Werewolves
of Wales
Records of an enormous wolf-like animal in
North Wales date back to 1790, when a stagecoach travelling
between Denbigh and Wrexham was attacked and overturned by
an enormous black beast almost as long as the coach horses.
The terrifying animal tore into one of the horses and killed
it, while the other horse broke free from its harness and galloped
off into the night.
The attack took place just after dusk, with a full moon on
the horizon. The moon that month seemed blood red, probably
because of dust in the stratosphere from a recent forest fire
in the Hatchmere area.
The locals thought the moon's colour
was a sign that something evil was at large and the superstitious
phrase, "bad moon
on the rise" was whispered in travellers' inns across
the region. In the winter of 1791, a farmer went into his snow-covered
field just seven miles east of Gresford, and he saw enormous
tracks that looked like those belonging to an overgrown wolf.

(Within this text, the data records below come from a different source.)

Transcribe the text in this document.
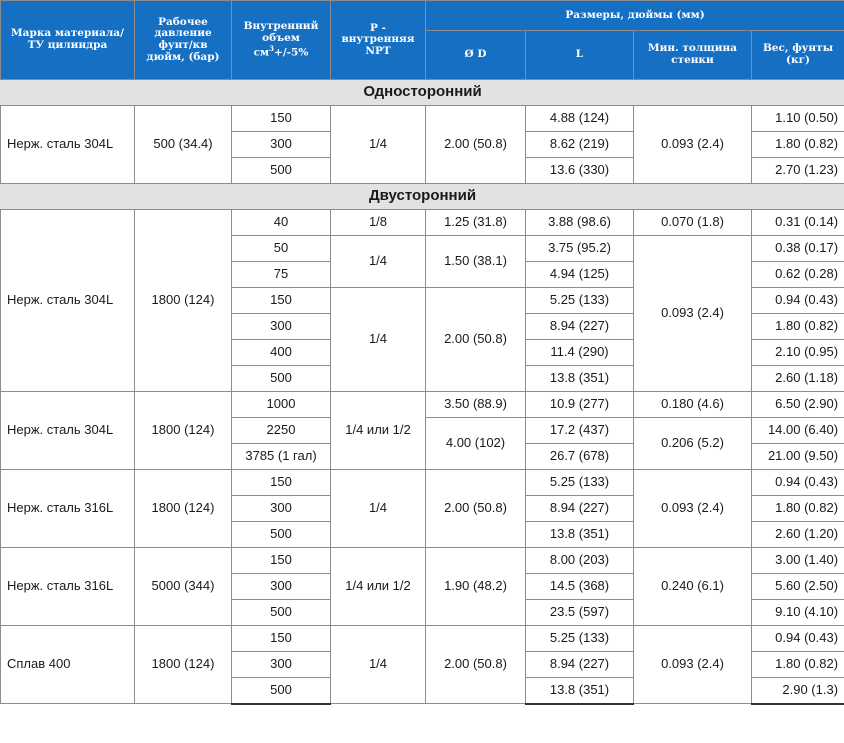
Марка материала/ ТУ цилиндра	Рабочее давление фунт/кв дюйм, (бар)	Внутренний объем $см^3+/-5\%$	P - внутренняя NPT	Размеры, дюймы (мм)			
				Ø D	L	Мин. толщина стенки	Вес, фунты (кг)
Односторонний							
Нерж. сталь 304L	500 (34.4)	150	1/4	2.00 (50.8)	4.88 (124)	0.093 (2.4)	1.10 (0.50)
		300			8.62 (219)		1.80 (0.82)
		500			13.6 (330)		2.70 (1.23)
Двусторонний							
Нерж. сталь 304L	1800 (124)	40	1/8	1.25 (31.8)	3.88 (98.6)	0.070 (1.8)	0.31 (0.14)
		50	1/4	1.50 (38.1)	3.75 (95.2)	0.093 (2.4)	0.38 (0.17)
		75			4.94 (125)		0.62 (0.28)
		150	1/4	2.00 (50.8)	5.25 (133)		0.94 (0.43)
		300			8.94 (227)		1.80 (0.82)
		400			11.4 (290)		2.10 (0.95)
		500			13.8 (351)		2.60 (1.18)
Нерж. сталь 304L	1800 (124)	1000	1/4 или 1/2	3.50 (88.9)	10.9 (277)	0.180 (4.6)	6.50 (2.90)
		2250		4.00 (102)	17.2 (437)	0.206 (5.2)	14.00 (6.40)
		3785 (1 гал)			26.7 (678)		21.00 (9.50)
Нерж. сталь 316L	1800 (124)	150	1/4	2.00 (50.8)	5.25 (133)	0.093 (2.4)	0.94 (0.43)
		300			8.94 (227)		1.80 (0.82)
		500			13.8 (351)		2.60 (1.20)
Нерж. сталь 316L	5000 (344)	150	1/4 или 1/2	1.90 (48.2)	8.00 (203)	0.240 (6.1)	3.00 (1.40)
		300			14.5 (368)		5.60 (2.50)
		500			23.5 (597)		9.10 (4.10)
Сплав 400	1800 (124)	150	1/4	2.00 (50.8)	5.25 (133)	0.093 (2.4)	0.94 (0.43)
		300			8.94 (227)		1.80 (0.82)
		500			13.8 (351)		2.90 (1.3)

He followed the tracks with a blacksmith for two miles, and
they led to a scene of mutilation which made the villagers
in the area quake with fear that night.
One snow-covered field was a lake of blood dotted with carcasses
of sheep, cattle, and even the farmer's dog.

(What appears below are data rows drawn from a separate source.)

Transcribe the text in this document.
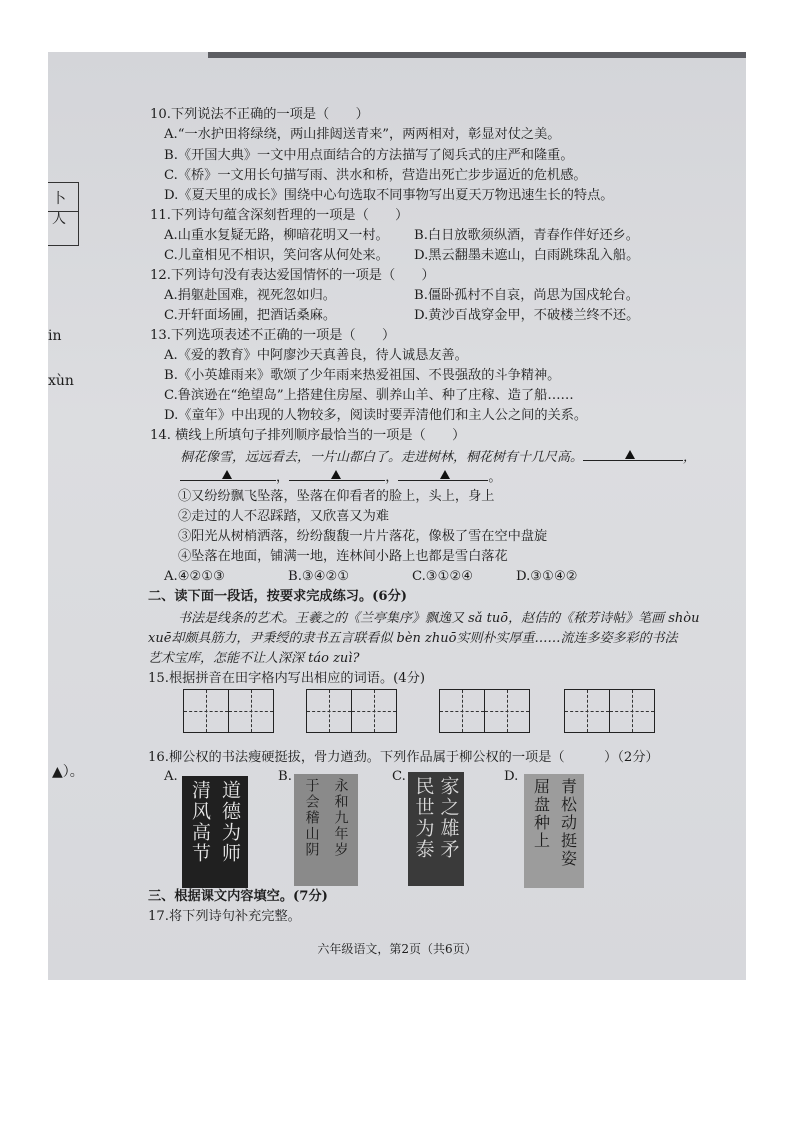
卜人
in
xùn
▲）。
10.下列说法不正确的一项是（　　）
A.“一水护田将绿绕，两山排闼送青来”，两两相对，彰显对仗之美。
B.《开国大典》一文中用点面结合的方法描写了阅兵式的庄严和隆重。
C.《桥》一文用长句描写雨、洪水和桥，营造出死亡步步逼近的危机感。
D.《夏天里的成长》围绕中心句选取不同事物写出夏天万物迅速生长的特点。
11.下列诗句蕴含深刻哲理的一项是（　　）
A.山重水复疑无路，柳暗花明又一村。 B.白日放歌须纵酒，青春作伴好还乡。
C.儿童相见不相识，笑问客从何处来。 D.黑云翻墨未遮山，白雨跳珠乱入船。
12.下列诗句没有表达爱国情怀的一项是（　　）
A.捐躯赴国难，视死忽如归。	B.僵卧孤村不自哀，尚思为国戍轮台。
C.开轩面场圃，把酒话桑麻。	D.黄沙百战穿金甲，不破楼兰终不还。
13.下列选项表述不正确的一项是（　　）
A.《爱的教育》中阿廖沙天真善良，待人诚恳友善。
B.《小英雄雨来》歌颂了少年雨来热爱祖国、不畏强敌的斗争精神。
C.鲁滨逊在“绝望岛”上搭建住房屋、驯养山羊、种了庄稼、造了船……
D.《童年》中出现的人物较多，阅读时要弄清他们和主人公之间的关系。
14. 横线上所填句子排列顺序最恰当的一项是（　　）
桐花像雪，远远看去，一片山都白了。走进树林，桐花树有十几尺高。	，
，	，	。
①又纷纷飘飞坠落，坠落在仰看者的脸上，头上，身上
②走过的人不忍踩踏，又欣喜又为难
③阳光从树梢洒落，纷纷馥馥一片片落花，像极了雪在空中盘旋
④坠落在地面，铺满一地，连林间小路上也都是雪白落花
A.④②①③	B.③④②①	C.③①②④	D.③①④②
二、读下面一段话，按要求完成练习。(6分)
书法是线条的艺术。王羲之的《兰亭集序》飘逸又 sǎ tuō，赵佶的《秾芳诗帖》笔画 shòu
xuē却颇具筋力，尹秉绶的隶书五言联看似 bèn zhuō实则朴实厚重……流连多姿多彩的书法
艺术宝库，怎能不让人深深 táo zuì?
15.根据拼音在田字格内写出相应的词语。(4分)
16.柳公权的书法瘦硬挺拔，骨力遒劲。下列作品属于柳公权的一项是（　　　）（2分）
A.
道德为师
清风高节
B.
永和九年岁
于会稽山阴
C. 家之雄矛
民世为泰	D.
青松动挺姿
屈盘种上
三、根据课文内容填空。(7分)
17.将下列诗句补充完整。
六年级语文，第2页（共6页）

The farmer was found locked up in his house in a terrible
state. He wasn't harmed physically, but he was terrified. He
had barricaded himself in after witnessing an enormous black
animal that resembled a wolf ripping the throat out of his
sheepdog.
The animal had then gone for the farmer, but he had managed
to run into the farmhouse in time. He had bolted the heavy
oaken door and hid under a table in the kitchen armed only
with a pitchfork.
The farmer said the wolf pounded on the heavy oak door, almost
knocking it off its hinges. The weird-looking animal then stood
up on its hind legs like a human and looked in through the
windows of the farmhouse.
Its eyes were blue and seemed intelligent and almost human-like.

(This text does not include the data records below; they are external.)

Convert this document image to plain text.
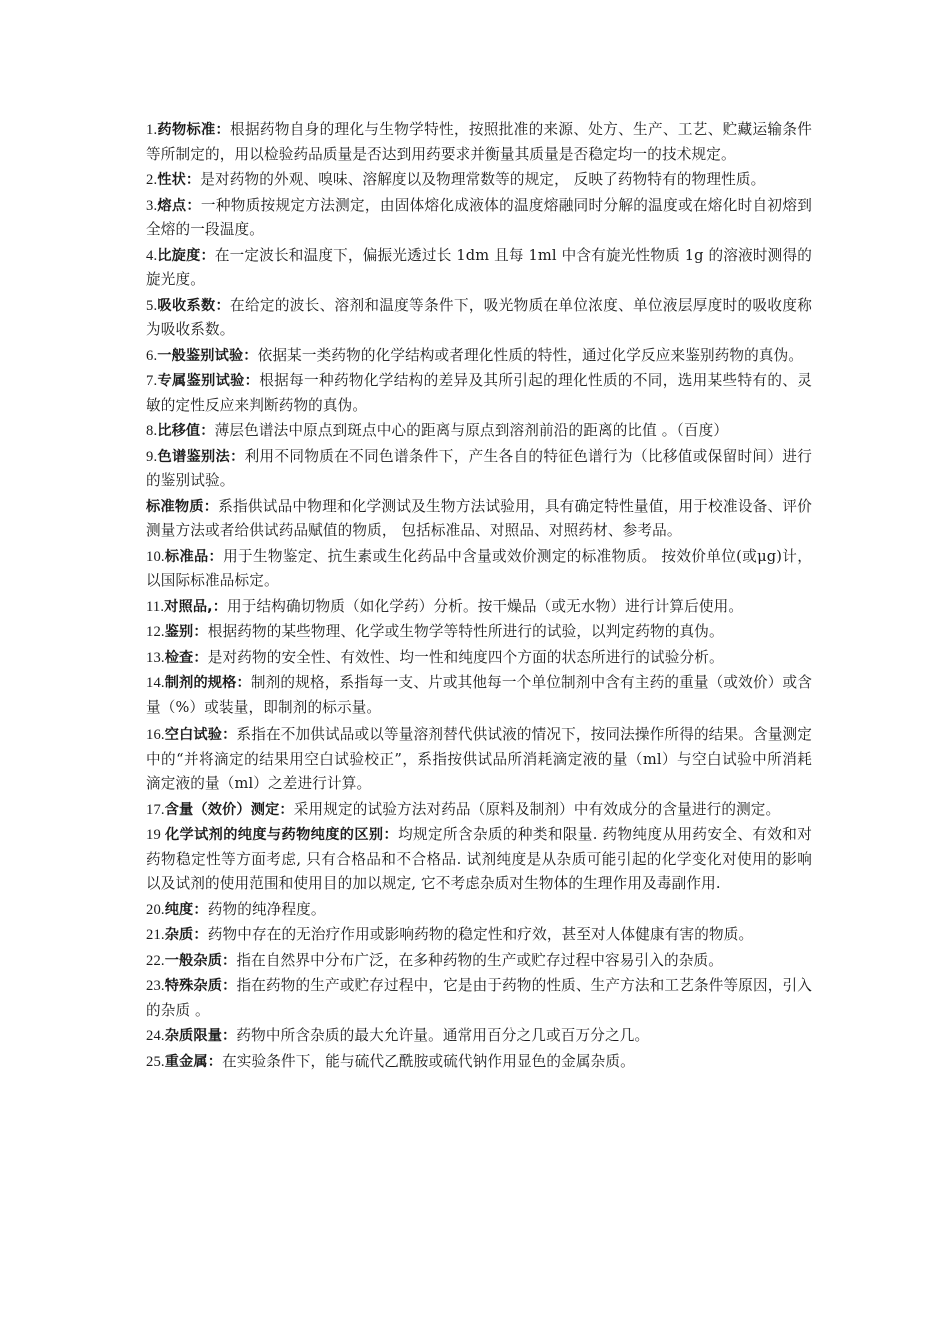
1.药物标准：根据药物自身的理化与生物学特性，按照批准的来源、处方、生产、工艺、贮藏运输条件等所制定的，用以检验药品质量是否达到用药要求并衡量其质量是否稳定均一的技术规定。
2.性状：是对药物的外观、嗅味、溶解度以及物理常数等的规定， 反映了药物特有的物理性质。
3.熔点：一种物质按规定方法测定，由固体熔化成液体的温度熔融同时分解的温度或在熔化时自初熔到全熔的一段温度。
4.比旋度：在一定波长和温度下，偏振光透过长 1dm 且每 1ml 中含有旋光性物质 1g 的溶液时测得的旋光度。
5.吸收系数：在给定的波长、溶剂和温度等条件下，吸光物质在单位浓度、单位液层厚度时的吸收度称为吸收系数。
6.一般鉴别试验：依据某一类药物的化学结构或者理化性质的特性，通过化学反应来鉴别药物的真伪。
7.专属鉴别试验：根据每一种药物化学结构的差异及其所引起的理化性质的不同，选用某些特有的、灵敏的定性反应来判断药物的真伪。
8.比移值：薄层色谱法中原点到斑点中心的距离与原点到溶剂前沿的距离的比值 。（百度）
9.色谱鉴别法：利用不同物质在不同色谱条件下，产生各自的特征色谱行为（比移值或保留时间）进行的鉴别试验。
标准物质：系指供试品中物理和化学测试及生物方法试验用，具有确定特性量值，用于校准设备、评价测量方法或者给供试药品赋值的物质， 包括标准品、对照品、对照药材、参考品。
10.标准品：用于生物鉴定、抗生素或生化药品中含量或效价测定的标准物质。 按效价单位(或μg)计，以国际标准品标定。
11.对照品,：用于结构确切物质（如化学药）分析。按干燥品（或无水物）进行计算后使用。
12.鉴别：根据药物的某些物理、化学或生物学等特性所进行的试验，以判定药物的真伪。
13.检查：是对药物的安全性、有效性、均一性和纯度四个方面的状态所进行的试验分析。
14.制剂的规格：制剂的规格，系指每一支、片或其他每一个单位制剂中含有主药的重量（或效价）或含量（%）或装量，即制剂的标示量。
16.空白试验：系指在不加供试品或以等量溶剂替代供试液的情况下，按同法操作所得的结果。含量测定中的“并将滴定的结果用空白试验校正”，系指按供试品所消耗滴定液的量（ml）与空白试验中所消耗滴定液的量（ml）之差进行计算。
17.含量（效价）测定：采用规定的试验方法对药品（原料及制剂）中有效成分的含量进行的测定。
19 化学试剂的纯度与药物纯度的区别：均规定所含杂质的种类和限量. 药物纯度从用药安全、有效和对药物稳定性等方面考虑, 只有合格品和不合格品. 试剂纯度是从杂质可能引起的化学变化对使用的影响以及试剂的使用范围和使用目的加以规定, 它不考虑杂质对生物体的生理作用及毒副作用.
20.纯度：药物的纯净程度。
21.杂质：药物中存在的无治疗作用或影响药物的稳定性和疗效，甚至对人体健康有害的物质。
22.一般杂质：指在自然界中分布广泛，在多种药物的生产或贮存过程中容易引入的杂质。
23.特殊杂质：指在药物的生产或贮存过程中，它是由于药物的性质、生产方法和工艺条件等原因，引入的杂质 。
24.杂质限量：药物中所含杂质的最大允许量。通常用百分之几或百万分之几。
25.重金属：在实验条件下，能与硫代乙酰胺或硫代钠作用显色的金属杂质。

The beast foamed at the mouth as it peered in, then bolted
from the window to commit carnage on the farm.
The church set up patrols in search of what was suspected
to be a werewolf, and bands of villagers braved the freezing
blizzards with lanterns, muskets and pitchforks in search of
the beast, but only its tracks were ever seen.
Seven years later, two men walking across the Bickerton Hills
in Cheshire saw something that sent them running for their
lives.
They rushed into an inn and refused to continue their journey
until morning. At dawn on the following day, the mutilated
bodies of two vagrants were found in a wood just five miles
from the inn.
The attacks by the large black wolf gradually died out, and
the people of Cheshire and Wales breathed a sigh of relief.
But two centuries later, attacks by a large unidentified animal
were reported again.
In February 1992, a national newspaper reported sightings
of a strange bear-like animal that had been seen across Wales.
In the north of the country, a farmer who had spotted the animal
on the night of a full moon said he had afterwards found two
of his lambs had been killed.
And in 2001 the local newspaper, the Evening Leader ran a
series of articles about sightings of big cats, like a puma
in Treuddyn, near Mold, and Bangor-on-Dee, near Wrexham.